Д р у г о й. Ты заблудился, Бекман. Пойдем, не уходи вниз, здесь, наверху, твоя улица! Не вслушивайся. Улица идет вверх и вниз. Не вскрикивай, когда спуск будет крутой и когда стемнеет, — улица ведь идет дальше, и повсюду есть фонари: солнце, звезды, женщины, окна, лампы и открытые двери. Не кричи, если с полчаса тебе и придется постоять в тумане, впотьмах, в одиночестве. Немного погодя ты все равно повстречаешься с другими. Пойдем, мальчик, не поддавайся усталости! Не вслушивайся в сентиментальное бренчанье слащавого ксилофониста, не надо.

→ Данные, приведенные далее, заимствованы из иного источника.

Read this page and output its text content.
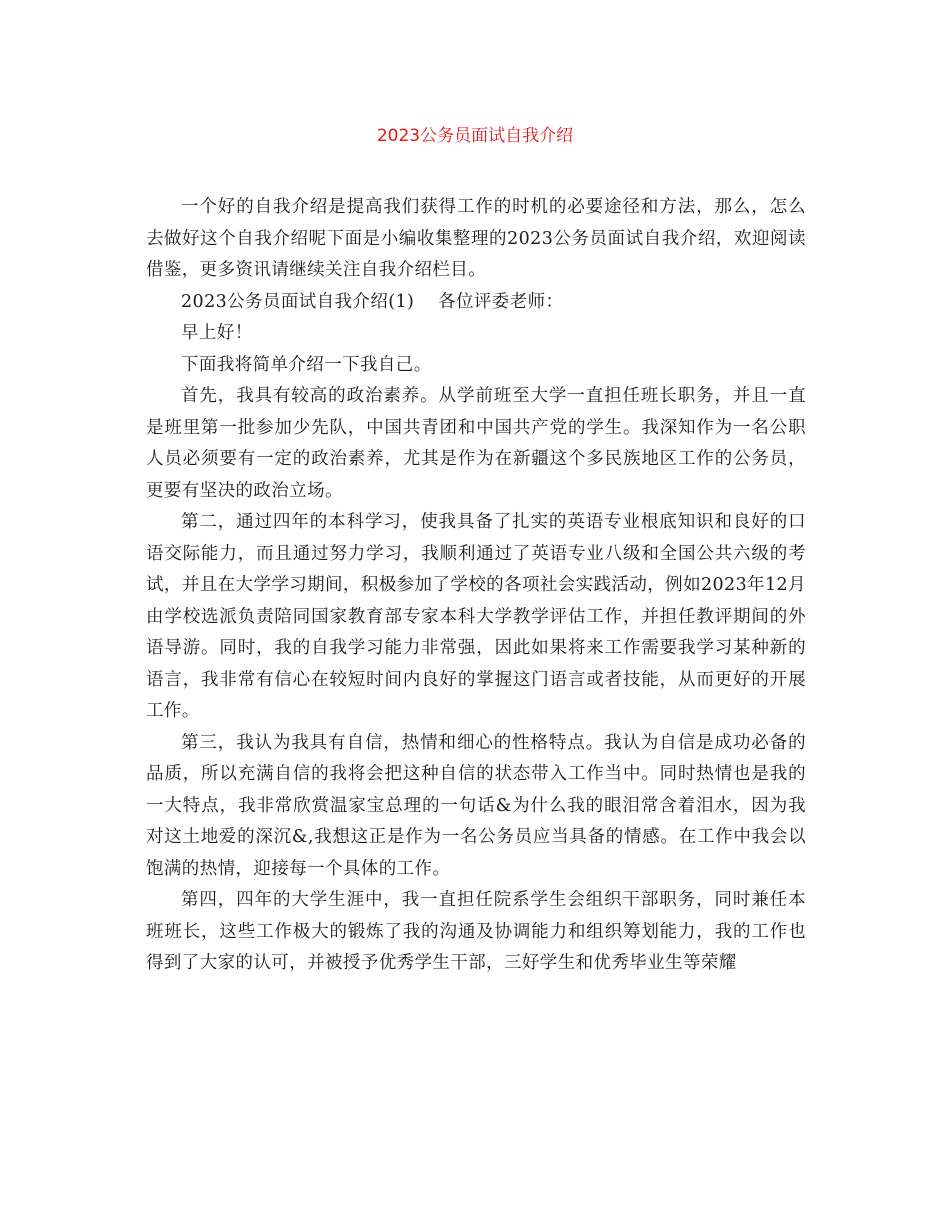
2023公务员面试自我介绍

一个好的自我介绍是提高我们获得工作的时机的必要途径和方法，那么，怎么去做好这个自我介绍呢下面是小编收集整理的2023公务员面试自我介绍，欢迎阅读借鉴，更多资讯请继续关注自我介绍栏目。

2023公务员面试自我介绍(1)    各位评委老师：

早上好！

下面我将简单介绍一下我自己。

首先，我具有较高的政治素养。从学前班至大学一直担任班长职务，并且一直是班里第一批参加少先队，中国共青团和中国共产党的学生。我深知作为一名公职人员必须要有一定的政治素养，尤其是作为在新疆这个多民族地区工作的公务员，更要有坚决的政治立场。

第二，通过四年的本科学习，使我具备了扎实的英语专业根底知识和良好的口语交际能力，而且通过努力学习，我顺利通过了英语专业八级和全国公共六级的考试，并且在大学学习期间，积极参加了学校的各项社会实践活动，例如2023年12月由学校选派负责陪同国家教育部专家本科大学教学评估工作，并担任教评期间的外语导游。同时，我的自我学习能力非常强，因此如果将来工作需要我学习某种新的语言，我非常有信心在较短时间内良好的掌握这门语言或者技能，从而更好的开展工作。

第三，我认为我具有自信，热情和细心的性格特点。我认为自信是成功必备的品质，所以充满自信的我将会把这种自信的状态带入工作当中。同时热情也是我的一大特点，我非常欣赏温家宝总理的一句话&为什么我的眼泪常含着泪水，因为我对这土地爱的深沉&,我想这正是作为一名公务员应当具备的情感。在工作中我会以饱满的热情，迎接每一个具体的工作。

第四，四年的大学生涯中，我一直担任院系学生会组织干部职务，同时兼任本班班长，这些工作极大的锻炼了我的沟通及协调能力和组织筹划能力，我的工作也得到了大家的认可，并被授予优秀学生干部，三好学生和优秀毕业生等荣耀
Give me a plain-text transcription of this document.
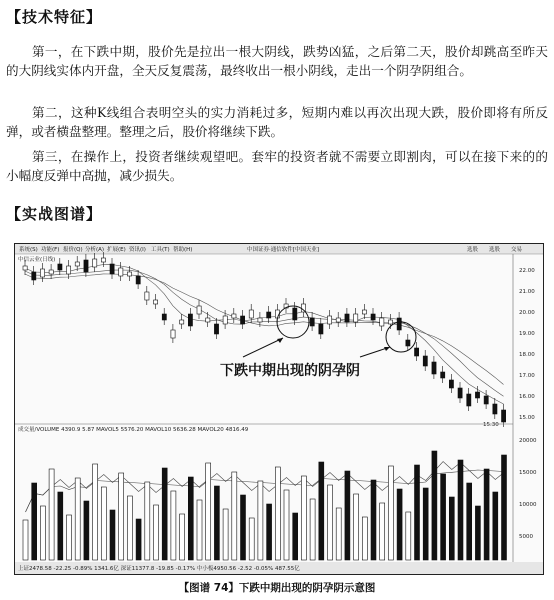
【技术特征】

第一，在下跌中期，股价先是拉出一根大阴线，跌势凶猛，之后第二天，股价却跳高至昨天的大阴线实体内开盘，全天反复震荡，最终收出一根小阴线，走出一个阴孕阴组合。

第二，这种K线组合表明空头的实力消耗过多，短期内难以再次出现大跌，股价即将有所反弹，或者横盘整理。整理之后，股价将继续下跌。

第三，在操作上，投资者继续观望吧。套牢的投资者就不需要立即割肉，可以在接下来的的小幅度反弹中高抛，减少损失。

【实战图谱】
系统(S) 功能(F) 报价(Q) 分析(A) 扩展(E) 资讯(I) 工具(T) 帮助(H)	中国证券·通信软件[中国天业]	选股 选股 交易
中信云业(日线)
22.00
21.00
20.00
19.00
18.00
17.00
16.00
15.00
15.30
下跌中期出现的阴孕阴
成交量/VOLUME 4390.9 5.87 MAVOL5 5576.20 MAVOL10 5636.28 MAVOL20 4816.49
20000
15000
10000
5000
上证2478.58 -22.25 -0.89% 1341.6亿 深证11377.8 -19.85 -0.17% 中小板4950.56 -2.52 -0.05% 487.55亿
【图谱 74】下跌中期出现的阴孕阴示意图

Б е к м а н. Не вслушивайся? И это весь твой ответ? Миллионы мертвых, полумертвых, пропавших без вести — это все безразлично? И ты говоришь: не вслушивайся. Я заблудился? Да, улица страшна, сера и обрывиста. А мы все идем по ней, хромаем, воем, терзаемся голодом, нищие, холодные, усталые! Но Эльба изрыгнула меня, как протухший кусок. Эльба не дает мне уснуть. Ты мне говоришь: живи! Жить этой жизнью? Тогда скажи мне еще: зачем? Для кого? Для чего?

Д р у г о й. Для самого себя! Для жизни! Твоя улица ждет, и на ней там и сям горят фонари. Неужто ты так труслив, что темнота меж двумя фонарями пугает тебя? Ты хочешь сплошных фонарей? Пойдем, Бекман, пойдем к следующему фонарю.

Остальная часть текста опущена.